Under the National Geographic Society supported component, four grants have been disbursed for work on rhododendrons in Sikkim, wild edible plants in the Sikkim and Darjeeling Himalayas, a population study of rare plants in the Pangolakha Wildlife Sanctuary in Sikkim, and a herpetofauna survey in Arunachal Pradesh.

Grants under the MacArthur Foundation support will be disbursed by July 2010. Please contact Samuel Thomas, for more information.

ATREE–Ford Foundation Small Grants in the Eastern Himalayas

The ATREE–Ford Foundation Small Grants proposes to enhance the capacity of NGOs in forming innovative, dynamic and resilient community-based institutions for sustaining conservation and livelihood linkages in the Eastern Himalayas. ATREE’s role is to facilitate mechanisms that enhance capacities through training, research, mentoring and networking of similarly motivated organizations.

The grant will work towards diversification of natural resources-based livelihoods, which in turn will be driven by creating market linkages for goods produced by these institutions. The incentives thus created will be linked to sustainable stewardship and conservation of natural resources. The project will also develop and promote appropriate policies and institutional instruments for linking conservation and livelihood needs for further scaling up project impact in the region.

Contact Akai Mao, for more information.

CEPF – Eastern Himalayas

The Critical Ecosystem Partnership Fund (CEPF) provides strategic assistance to non-governmental organizations, community groups and other civil society partners. The CEPF grants programme in the Eastern Himalayas region covers Bhutan, northeast India, southern, central and eastern Nepal. ATREE is coordinating the grants programme for the Indian Eastern Himalayas, focused on the North Bank landscape in Assam, Arunachal Pradesh and the Kanchenjunga-Singalila landscape in Sikkim and Darjeeling.

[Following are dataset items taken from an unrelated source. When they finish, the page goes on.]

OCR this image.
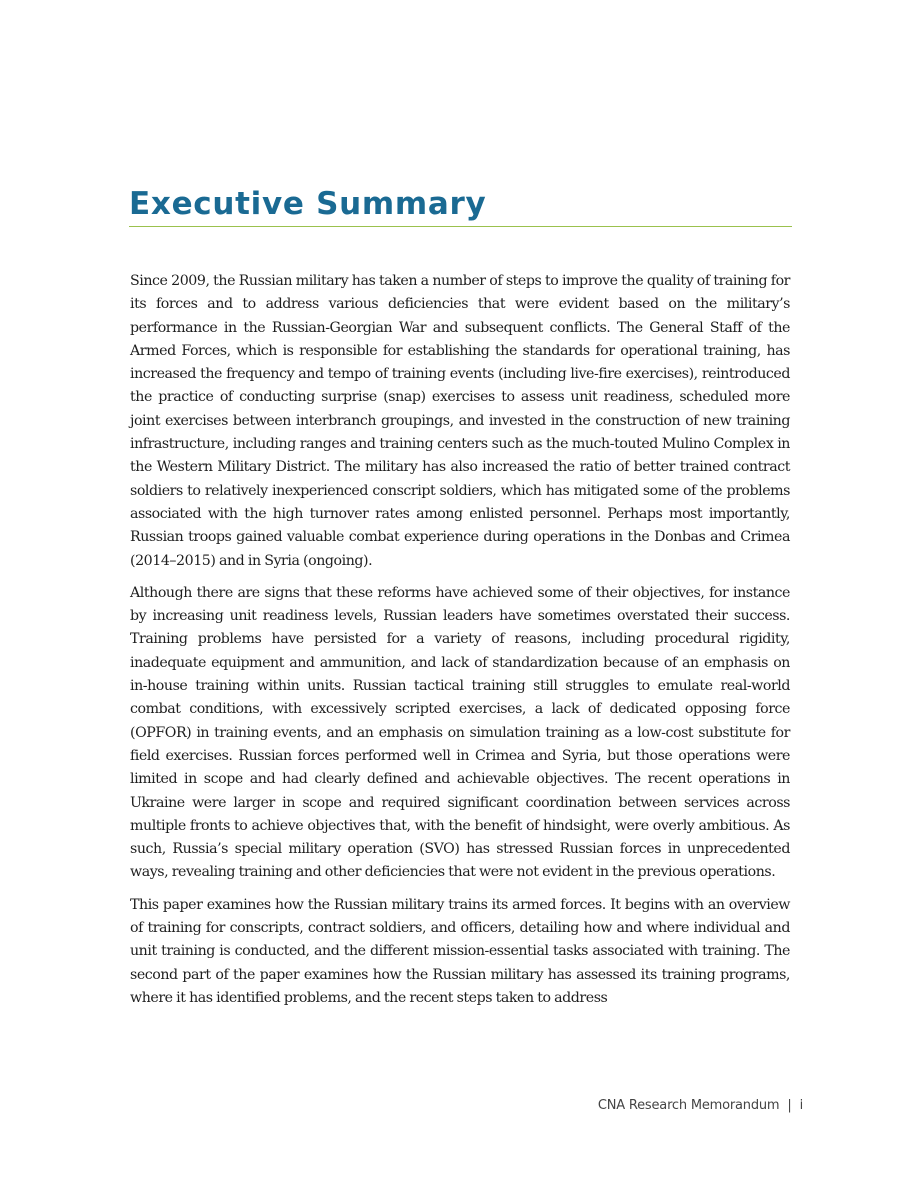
Executive Summary

Since 2009, the Russian military has taken a number of steps to improve the quality of training for its forces and to address various deficiencies that were evident based on the military’s performance in the Russian-Georgian War and subsequent conflicts. The General Staff of the Armed Forces, which is responsible for establishing the standards for operational training, has increased the frequency and tempo of training events (including live-fire exercises), reintroduced the practice of conducting surprise (snap) exercises to assess unit readiness, scheduled more joint exercises between interbranch groupings, and invested in the construction of new training infrastructure, including ranges and training centers such as the much-touted Mulino Complex in the Western Military District. The military has also increased the ratio of better trained contract soldiers to relatively inexperienced conscript soldiers, which has mitigated some of the problems associated with the high turnover rates among enlisted personnel. Perhaps most importantly, Russian troops gained valuable combat experience during operations in the Donbas and Crimea (2014–2015) and in Syria (ongoing).

Although there are signs that these reforms have achieved some of their objectives, for instance by increasing unit readiness levels, Russian leaders have sometimes overstated their success. Training problems have persisted for a variety of reasons, including procedural rigidity, inadequate equipment and ammunition, and lack of standardization because of an emphasis on in-house training within units. Russian tactical training still struggles to emulate real-world combat conditions, with excessively scripted exercises, a lack of dedicated opposing force (OPFOR) in training events, and an emphasis on simulation training as a low-cost substitute for field exercises. Russian forces performed well in Crimea and Syria, but those operations were limited in scope and had clearly defined and achievable objectives. The recent operations in Ukraine were larger in scope and required significant coordination between services across multiple fronts to achieve objectives that, with the benefit of hindsight, were overly ambitious. As such, Russia’s special military operation (SVO) has stressed Russian forces in unprecedented ways, revealing training and other deficiencies that were not evident in the previous operations.

This paper examines how the Russian military trains its armed forces. It begins with an overview of training for conscripts, contract soldiers, and officers, detailing how and where individual and unit training is conducted, and the different mission-essential tasks associated with training. The second part of the paper examines how the Russian military has assessed its training programs, where it has identified problems, and the recent steps taken to address

CNA Research Memorandum | i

The grant objectives are to understand status, key threats, and conservation needs of key species of mammals, birds, reptiles, amphibians and plants as outlined in the CEPF ecosystem profile, through active participation and involvement of civil society groups in the CEPF priority areas; and to actively engage civil society groups in conservation of key species and their habitat through partnerships/leverage, research and well informed decision making mechanisms.

As of March 2010, six core grants and 35 small grants have been disbursed in the region. The small grants also include a component for doctoral studies in Conservation Science, under which six Ph D scholars are being supported. To date, the grants programme has supported 12 grants on lesser known taxa; 11 grants for work on mammals; 4 grants for work on birds; 5 grants for community-based conservation working with traditional institutions and communities; one each for supporting extensive photo-documentation of priority sites and species, on wildlife trade, and developing a conservation strategy for a protected area. These grants include support for work on herpetofauna (including the critically endangered gharial, amphibians and turtles), avifauna (including hornbills and the critically endangered Bengal florican and white-bellied heron), 11 on mammals (including hoolock gibbon, golden langur, snow leopard, takin, hispid hare, clouded leopard, Gangetic dolphin), six on plants/plant communities (endemics, endangered) and two on insect fauna (swallowtail butterflies, pollinators).